I read the transcript. Just now I went back and read the paragraphs to see if I was missing relevant information, but I wasn't.
You can't tell me that's not an effective lesson he's put together.
Well, you've hamstrung me before we begin, but I'll roll with the spirit and tell you what would happen if the teacher executed this brilliant lesson plan in almost any math class I ever took. And I went to nationally-recognized schools.
25 kids in the class, call 'em 10 year olds.
Around eight of them are so far ahead of their peers that they essentially haven't learned a single new thing in actual math class since first grade and therefore aren't paying attention (or if they are, "What column is that?" the hundreds column, you stupid fuck. get me out of here)... if the teacher is lucky they're shy types, if not, the lesson is likely to end before it begins. I was an extremely clever bored kid and when the mood struck me (read: the teacher recklessly confiscated my copy of Lord of the Rings) in elementary school the class simply couldn't begin until I had been absented to the principal. Fuck 'em, even after all these years...
Moving on, maybe 10 more are bad at math and know it (and yes, faux-inclusive education movement aside, it is absolutely possible to be 'bad at math' no matter how hard you try -- though note this can be different from being able to do most math). Therefore they don't really want to answer questions, even seemingly easy ones. They know there's a trick somewhere, or the questions wouldn't be asked; they know they suck at math; they know they aren't saying a word until called on explicitly. They've been burned before. Probably some of them are asleep because their rich parents have long since bought them tutors: the tutors will report to mom if they sleep at tutoring, but the overworked teacher (probably) won't notice, so.... Without realizing it they've taught themselves rudimentary logic, but that's an irony for a different post.

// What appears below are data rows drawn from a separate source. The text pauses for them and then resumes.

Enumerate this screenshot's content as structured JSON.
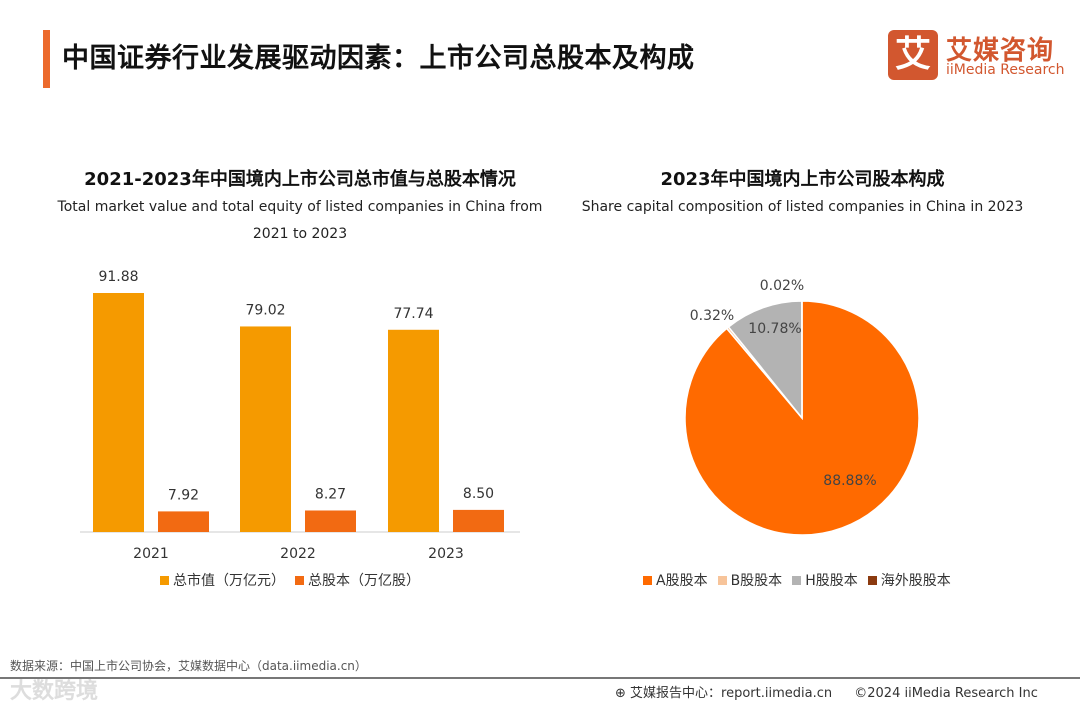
{
  "header": {
    "title": "中国证券行业发展驱动因素：上市公司总股本及构成",
    "logo_cn": "艾媒咨询",
    "logo_en": "iiMedia Research",
    "logo_mark": "艾"
  },
  "chart_data": [
    {
      "type": "bar",
      "title": "2021-2023年中国境内上市公司总市值与总股本情况",
      "subtitle": "Total market value and total equity of listed companies in China from 2021 to 2023",
      "categories": [
        "2021",
        "2022",
        "2023"
      ],
      "series": [
        {
          "name": "总市值（万亿元）",
          "color": "#f59a00",
          "values": [
            91.88,
            79.02,
            77.74
          ]
        },
        {
          "name": "总股本（万亿股）",
          "color": "#f26a12",
          "values": [
            7.92,
            8.27,
            8.5
          ]
        }
      ],
      "ylim": [
        0,
        100
      ],
      "legend": "bottom"
    },
    {
      "type": "pie",
      "title": "2023年中国境内上市公司股本构成",
      "subtitle": "Share capital composition of listed companies in China in 2023",
      "slices": [
        {
          "name": "A股股本",
          "value": 88.88,
          "label": "88.88%",
          "color": "#ff6a00"
        },
        {
          "name": "B股股本",
          "value": 0.32,
          "label": "0.32%",
          "color": "#f7c49a"
        },
        {
          "name": "H股股本",
          "value": 10.78,
          "label": "10.78%",
          "color": "#b3b3b3"
        },
        {
          "name": "海外股股本",
          "value": 0.02,
          "label": "0.02%",
          "color": "#8b3a0f"
        }
      ],
      "legend": "bottom"
    }
  ],
  "footer": {
    "source": "数据来源：中国上市公司协会，艾媒数据中心（data.iimedia.cn）",
    "report": "艾媒报告中心：report.iimedia.cn",
    "copyright": "©2024  iiMedia Research Inc",
    "watermark": "大数跨境"
  }
}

The next group, six kids, the ones whose existence means no sane public school teacher will ever try this exercise. The teacher asks how many ways you can write zero, and they shout back answers like 'fart'. The whole day is wasted sorting things out.
And finally, if all other obstacles have been miraculously surmounted, every class has a Hermione or two. That's the true issue with teaching by the Socratic method in a classroom environment: one overzealous and under-socialized kid will answer every single question before anyone else has even bothered to think about them. And once that happens, you lose any of the middle 10 who may know some of the answers (or may be capable of reasoning to them, slowly), but are too worried about being dumber than Hermione to shout them out. You also provide a focus for the latent envious cruelty (the sort only children ever truly use) of the group of six, and the out-of-class bullying worsens.
End result? Class destroyed, Hermione crying or dead, smart kids even more jaded (cough), teacher still making $13/hr after taxes and retirement contribution.
I don't know what schools you went to, where, or when, or your kids either, but look me in the eye and tell me my scenario isn't more realistic than the author's. His is, at best, a lucky edge case; mine is the drudgy reality in the majority of public schools.
And with my tongue out of my cheek (mostly...), what I meant by my first comment is that the Socratic method is wonderful for convincing someone in a one-on-one environment to change their point of view on a subject, because people do not change their mindsets from without. (You'll note that this is how it was applied... by Socrates.)
But it was not meant for a group setting. It might work if every member of the group was for some reason deeply invested in the process of finding truth, but that just don't happen in fifth-grade math.
Which is why I have ever preferred the lecture. If a student wants to pay attention, they will; if not, they don't have to! But I'm not a teacher and could never be. My claim to expertise is only that I went to an American public school.